Маркелыч сунул веревку от тележки Фролу.
— Отвезите Куприяну Филиппычу. Да скажите там заодно, что случилось. Все едино, без полиции тут не обойтись.
Настя обернулась издалека:
— Не надо говорить…
— Да не бойся, — осторожно успокоил ее Маркелыч. — Если Бог дал, никто не отберет.
…Никто не отобрал у них Катеньку. Росла она веселая и добрая, всем соседям по нраву. Глазами похожая на мать, а вздернутым носом на отца — георгиевского кавалера и шкипера Николая Тимофеевича Ященко. Тот с первого дня звал дочку «Катёнок». Похоже было на «котёнок». Оно и понятно, такая ласковая…
Находились, конечно, языкастые бабки, что меж собой, а то и с другими людьми любили поболтать: не родная, мол, она им.

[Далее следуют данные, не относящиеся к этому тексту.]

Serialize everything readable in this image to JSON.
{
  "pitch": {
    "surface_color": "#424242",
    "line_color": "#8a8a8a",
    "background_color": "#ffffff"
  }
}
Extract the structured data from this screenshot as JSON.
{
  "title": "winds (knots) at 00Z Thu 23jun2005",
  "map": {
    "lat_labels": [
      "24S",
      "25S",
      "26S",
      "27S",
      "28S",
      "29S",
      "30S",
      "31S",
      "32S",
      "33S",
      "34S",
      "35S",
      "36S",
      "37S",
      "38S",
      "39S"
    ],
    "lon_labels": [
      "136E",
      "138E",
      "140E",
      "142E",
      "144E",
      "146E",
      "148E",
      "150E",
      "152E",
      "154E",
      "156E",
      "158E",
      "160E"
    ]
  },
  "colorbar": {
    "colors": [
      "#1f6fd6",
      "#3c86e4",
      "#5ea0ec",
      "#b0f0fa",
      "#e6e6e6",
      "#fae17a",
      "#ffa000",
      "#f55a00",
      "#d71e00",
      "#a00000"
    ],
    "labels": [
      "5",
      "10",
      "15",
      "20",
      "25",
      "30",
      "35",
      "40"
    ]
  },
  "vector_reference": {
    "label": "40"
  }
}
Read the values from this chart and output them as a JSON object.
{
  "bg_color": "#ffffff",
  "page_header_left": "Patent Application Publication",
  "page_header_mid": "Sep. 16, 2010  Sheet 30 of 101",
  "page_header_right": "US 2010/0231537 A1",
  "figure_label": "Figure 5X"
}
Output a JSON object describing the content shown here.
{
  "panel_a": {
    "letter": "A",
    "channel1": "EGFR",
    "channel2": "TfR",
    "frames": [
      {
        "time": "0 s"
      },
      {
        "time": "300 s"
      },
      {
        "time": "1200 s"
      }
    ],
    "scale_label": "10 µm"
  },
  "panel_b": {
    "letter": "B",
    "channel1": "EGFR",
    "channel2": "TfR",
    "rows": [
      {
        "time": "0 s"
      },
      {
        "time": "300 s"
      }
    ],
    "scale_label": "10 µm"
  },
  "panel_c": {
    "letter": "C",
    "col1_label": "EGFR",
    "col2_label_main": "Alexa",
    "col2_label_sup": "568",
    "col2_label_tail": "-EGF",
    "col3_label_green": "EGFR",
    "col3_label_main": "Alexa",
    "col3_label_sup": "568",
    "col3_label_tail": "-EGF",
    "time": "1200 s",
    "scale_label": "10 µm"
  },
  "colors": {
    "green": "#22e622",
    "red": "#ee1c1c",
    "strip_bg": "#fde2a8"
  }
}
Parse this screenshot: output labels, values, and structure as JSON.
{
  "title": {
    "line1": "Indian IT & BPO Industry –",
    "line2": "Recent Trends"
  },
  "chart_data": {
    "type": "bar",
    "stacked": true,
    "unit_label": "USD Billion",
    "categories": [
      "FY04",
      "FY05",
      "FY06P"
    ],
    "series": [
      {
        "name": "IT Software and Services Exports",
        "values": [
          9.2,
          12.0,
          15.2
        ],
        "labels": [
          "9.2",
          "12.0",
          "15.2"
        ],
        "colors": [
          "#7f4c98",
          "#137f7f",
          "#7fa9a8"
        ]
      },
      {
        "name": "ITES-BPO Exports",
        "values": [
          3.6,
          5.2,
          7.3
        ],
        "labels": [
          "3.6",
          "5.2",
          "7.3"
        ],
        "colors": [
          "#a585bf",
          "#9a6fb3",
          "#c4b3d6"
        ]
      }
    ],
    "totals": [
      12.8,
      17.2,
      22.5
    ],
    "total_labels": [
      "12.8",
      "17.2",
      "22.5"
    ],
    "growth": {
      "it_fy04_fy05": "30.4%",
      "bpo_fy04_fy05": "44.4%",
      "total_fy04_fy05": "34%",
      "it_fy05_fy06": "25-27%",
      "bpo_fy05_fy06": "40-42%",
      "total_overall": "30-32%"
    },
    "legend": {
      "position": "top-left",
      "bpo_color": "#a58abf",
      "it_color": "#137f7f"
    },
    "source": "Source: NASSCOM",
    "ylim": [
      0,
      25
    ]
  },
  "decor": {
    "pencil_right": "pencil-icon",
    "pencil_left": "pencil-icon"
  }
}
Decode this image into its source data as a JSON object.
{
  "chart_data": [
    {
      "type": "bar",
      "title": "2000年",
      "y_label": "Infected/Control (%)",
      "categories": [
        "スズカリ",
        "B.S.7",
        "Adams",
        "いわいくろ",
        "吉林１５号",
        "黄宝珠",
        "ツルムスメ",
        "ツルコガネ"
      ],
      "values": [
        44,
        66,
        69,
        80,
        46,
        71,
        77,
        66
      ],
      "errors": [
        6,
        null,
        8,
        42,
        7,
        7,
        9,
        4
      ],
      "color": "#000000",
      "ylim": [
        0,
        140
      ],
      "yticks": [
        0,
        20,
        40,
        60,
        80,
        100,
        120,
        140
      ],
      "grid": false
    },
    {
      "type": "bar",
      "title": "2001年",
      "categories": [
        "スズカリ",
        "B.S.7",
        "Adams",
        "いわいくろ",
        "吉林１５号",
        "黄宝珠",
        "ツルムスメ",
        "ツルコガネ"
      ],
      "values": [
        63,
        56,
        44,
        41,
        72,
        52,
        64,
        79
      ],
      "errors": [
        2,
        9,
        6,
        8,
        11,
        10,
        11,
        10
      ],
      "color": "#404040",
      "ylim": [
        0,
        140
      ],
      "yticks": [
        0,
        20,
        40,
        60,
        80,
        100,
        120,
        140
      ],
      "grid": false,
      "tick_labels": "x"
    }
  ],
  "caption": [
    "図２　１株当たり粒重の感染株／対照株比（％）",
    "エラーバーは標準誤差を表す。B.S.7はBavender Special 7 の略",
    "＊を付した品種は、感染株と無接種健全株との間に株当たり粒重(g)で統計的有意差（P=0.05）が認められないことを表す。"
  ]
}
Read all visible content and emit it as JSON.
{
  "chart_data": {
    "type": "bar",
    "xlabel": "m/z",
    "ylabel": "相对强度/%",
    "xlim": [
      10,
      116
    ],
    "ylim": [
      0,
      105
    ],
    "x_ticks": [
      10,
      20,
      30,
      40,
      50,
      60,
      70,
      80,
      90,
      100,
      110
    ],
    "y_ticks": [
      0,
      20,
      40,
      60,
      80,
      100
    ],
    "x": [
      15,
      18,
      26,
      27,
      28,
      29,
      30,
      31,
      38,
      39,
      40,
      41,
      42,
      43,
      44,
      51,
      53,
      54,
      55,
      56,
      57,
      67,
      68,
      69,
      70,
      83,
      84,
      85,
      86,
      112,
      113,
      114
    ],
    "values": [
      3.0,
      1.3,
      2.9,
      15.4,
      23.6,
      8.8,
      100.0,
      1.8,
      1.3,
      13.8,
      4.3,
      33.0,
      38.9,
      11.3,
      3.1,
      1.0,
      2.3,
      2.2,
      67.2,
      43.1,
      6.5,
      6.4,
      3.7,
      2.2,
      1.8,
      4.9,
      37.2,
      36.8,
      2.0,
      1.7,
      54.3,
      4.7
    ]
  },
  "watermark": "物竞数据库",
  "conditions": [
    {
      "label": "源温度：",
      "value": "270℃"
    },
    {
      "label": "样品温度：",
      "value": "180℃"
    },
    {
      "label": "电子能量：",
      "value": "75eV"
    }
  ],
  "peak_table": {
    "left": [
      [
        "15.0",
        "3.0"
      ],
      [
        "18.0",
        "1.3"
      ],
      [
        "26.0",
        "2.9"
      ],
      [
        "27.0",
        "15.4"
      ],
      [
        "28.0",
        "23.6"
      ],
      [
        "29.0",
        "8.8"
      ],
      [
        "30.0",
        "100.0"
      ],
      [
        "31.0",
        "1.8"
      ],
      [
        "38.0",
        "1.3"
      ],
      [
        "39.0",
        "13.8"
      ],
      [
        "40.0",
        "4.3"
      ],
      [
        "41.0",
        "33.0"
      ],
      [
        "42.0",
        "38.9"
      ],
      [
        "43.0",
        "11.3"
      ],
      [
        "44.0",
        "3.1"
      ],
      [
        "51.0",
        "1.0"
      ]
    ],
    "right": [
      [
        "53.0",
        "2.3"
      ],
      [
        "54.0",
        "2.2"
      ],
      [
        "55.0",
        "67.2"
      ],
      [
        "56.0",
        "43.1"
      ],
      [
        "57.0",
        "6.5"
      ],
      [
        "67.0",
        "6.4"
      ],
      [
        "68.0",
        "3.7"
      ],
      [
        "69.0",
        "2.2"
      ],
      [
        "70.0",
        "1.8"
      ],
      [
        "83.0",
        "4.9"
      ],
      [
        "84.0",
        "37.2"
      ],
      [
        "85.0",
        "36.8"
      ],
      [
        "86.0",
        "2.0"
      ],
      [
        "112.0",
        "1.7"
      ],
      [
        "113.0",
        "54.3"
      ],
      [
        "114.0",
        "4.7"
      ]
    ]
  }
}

Дошли наконец слухи и до Катеньки, та кинулась к маменьке. Настасья засмеялась:
— Ты на нос свой погляди. Разве не точно батюшкин?
И не однажды потом случалось такое, но всякий раз отец и мать со смехом успокаивали дочку: чего, мол, слушать всяких сплетниц. Но однажды, когда шел ей шестнадцатый год, расплакалась Катенька всерьез, потому что вновь услыхала где-то ядовитый слух. И снова пристала к матери: откуда же эти разговоры, если ничего не было?
— Да было, было, — не выдержала Анастасия Павловна. — ладно, скажу. Дело-то шутейное. Правды на грош, а разговоров пошло на сто фальшивых рублей… Ты ведь знаешь Савву Иваныча, что живет ниже нас, на Шлюпочной?
Катеньке как не знать — потупилась, чуть зарделась даже.